Much of these are valid concerns, but there are other equally crucial facts: Malaysia’s deep engagement with China started way back in the early 1990s under Mahathir (well before the Najib administration), and Malaysia’s efforts to attract more Chinese investment began right after the global financial crisis in 2008–2009 under Abdullah Badawi (well before the 1MDB fiasco). Indeed, Malaysia’s embrace of BRI and Chinese capital should be viewed in longer and broader perspectives.
It has always been the Malaysian government’s policy to attract foreign investments, from the United States, Europe, Japan and other Asian economies. As China emerges as a net capital exporter, many countries in Southeast Asia and elsewhere are competing for a bigger slice of China’s outflow investment for their own development benefits.
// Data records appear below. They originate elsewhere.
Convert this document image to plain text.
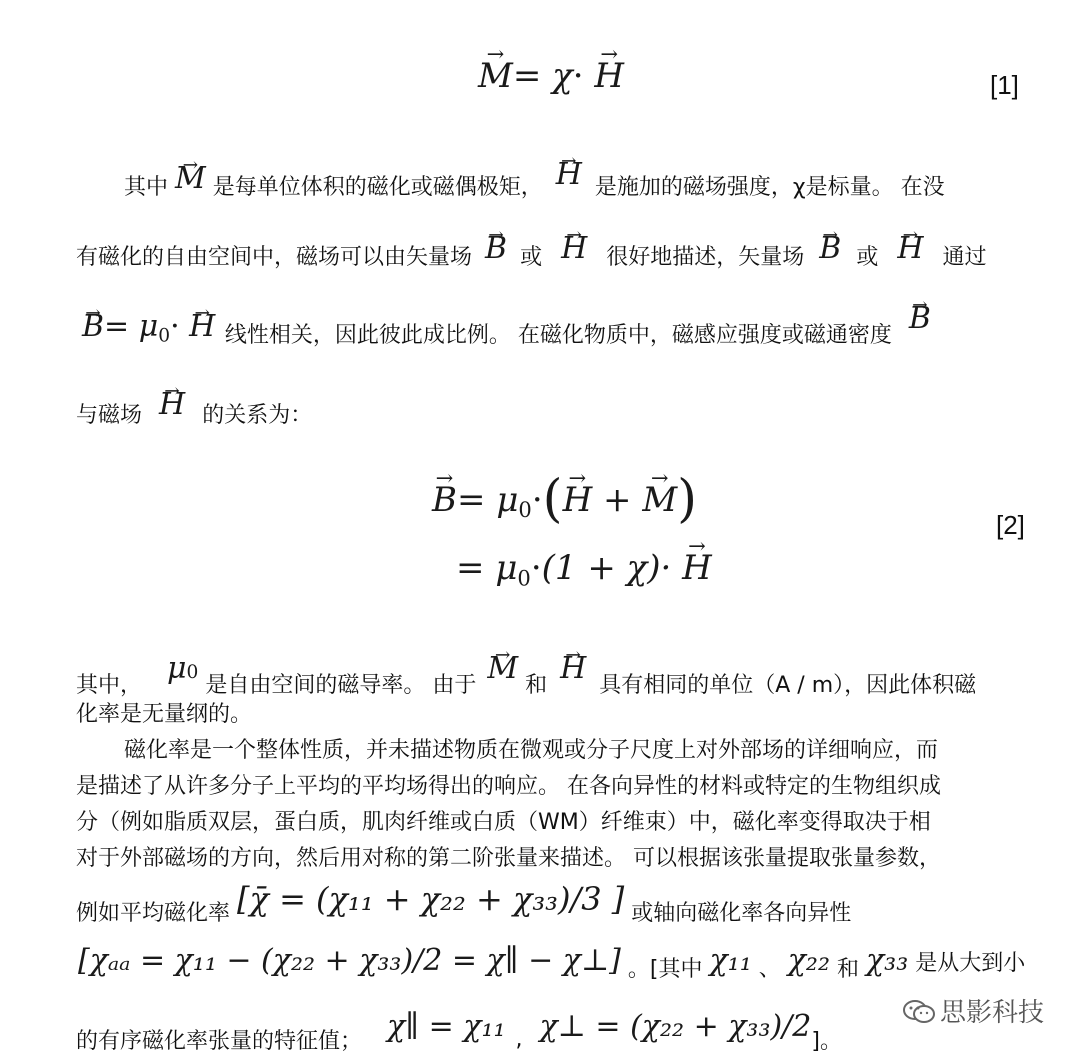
→ M= χ· → H	[1]
其中 → M 是每单位体积的磁化或磁偶极矩， → H 是施加的磁场强度，χ是标量。 在没
有磁化的自由空间中，磁场可以由矢量场 → B 或 → H 很好地描述，矢量场 → B 或 → H 通过
→ $B= \mu_0\cdot \to H$ 线性相关，因此彼此成比例。 在磁化物质中，磁感应强度或磁通密度 → B
与磁场 → H 的关系为：
→ $B= \mu_0\cdot(\to H$ + → M)
= $\mu_0\cdot(1 + \chi)\cdot \to H$
[2]
其中， μ0 是自由空间的磁导率。 由于 → M 和 → H 具有相同的单位（A / m），因此体积磁
化率是无量纲的。
磁化率是一个整体性质，并未描述物质在微观或分子尺度上对外部场的详细响应，而
是描述了从许多分子上平均的平均场得出的响应。 在各向异性的材料或特定的生物组织成
分（例如脂质双层，蛋白质，肌肉纤维或白质（WM）纤维束）中，磁化率变得取决于相
对于外部磁场的方向，然后用对称的第二阶张量来描述。 可以根据该张量提取张量参数，
例如平均磁化率 [χ̄ = (χ₁₁ + χ₂₂ + χ₃₃)/3 ] 或轴向磁化率各向异性
[χₐₐ = χ₁₁ − (χ₂₂ + χ₃₃)/2 = χ∥ − χ⊥] 。[其中 χ₁₁ 、 χ₂₂ 和 χ₃₃ 是从大到小
的有序磁化率张量的特征值； χ∥ = χ₁₁ , χ⊥ = (χ₂₂ + χ₃₃)/2]。
思影科技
This is crucial for Malaysia, particularly at a time when the country is facing the dual challenges of shrinking foreign direct investment and falling oil prices.
Getting and leveraging on the needed capital and technologies to boost Malaysia’s connectivity-based development is key to transforming the country’s geography and endowments into sustainable growth and strategic activism in the 21st century. At issue is not whether to embrace China’s BRI, but how to do so while simultaneously engaging others to ensure a balanced, integrated and diversified strategy.
OBOR, the acronym of “One-Belt, One-Road”—the original term for BRI – means “torch” in the Malay language. A torch can be both useful and harmful. It brings the light, warmth and fire needed for certain tasks, but can also burn its handler if mismanaged.
At issue is not whether to ignore OBOR, but how to manage and utilise its multiple torches in ways that light up national pursuits without burning away one’s own core handles. This is perhaps the dictum policymakers should have in mind in engaging BRI and similar parallel pushes in this new century of connectivity. – Sin Chew Daily/ANN
Kuik Cheng-Chwee is an associate professor for the Strategic Studies and International Relations Programme at the National University of Malaysia.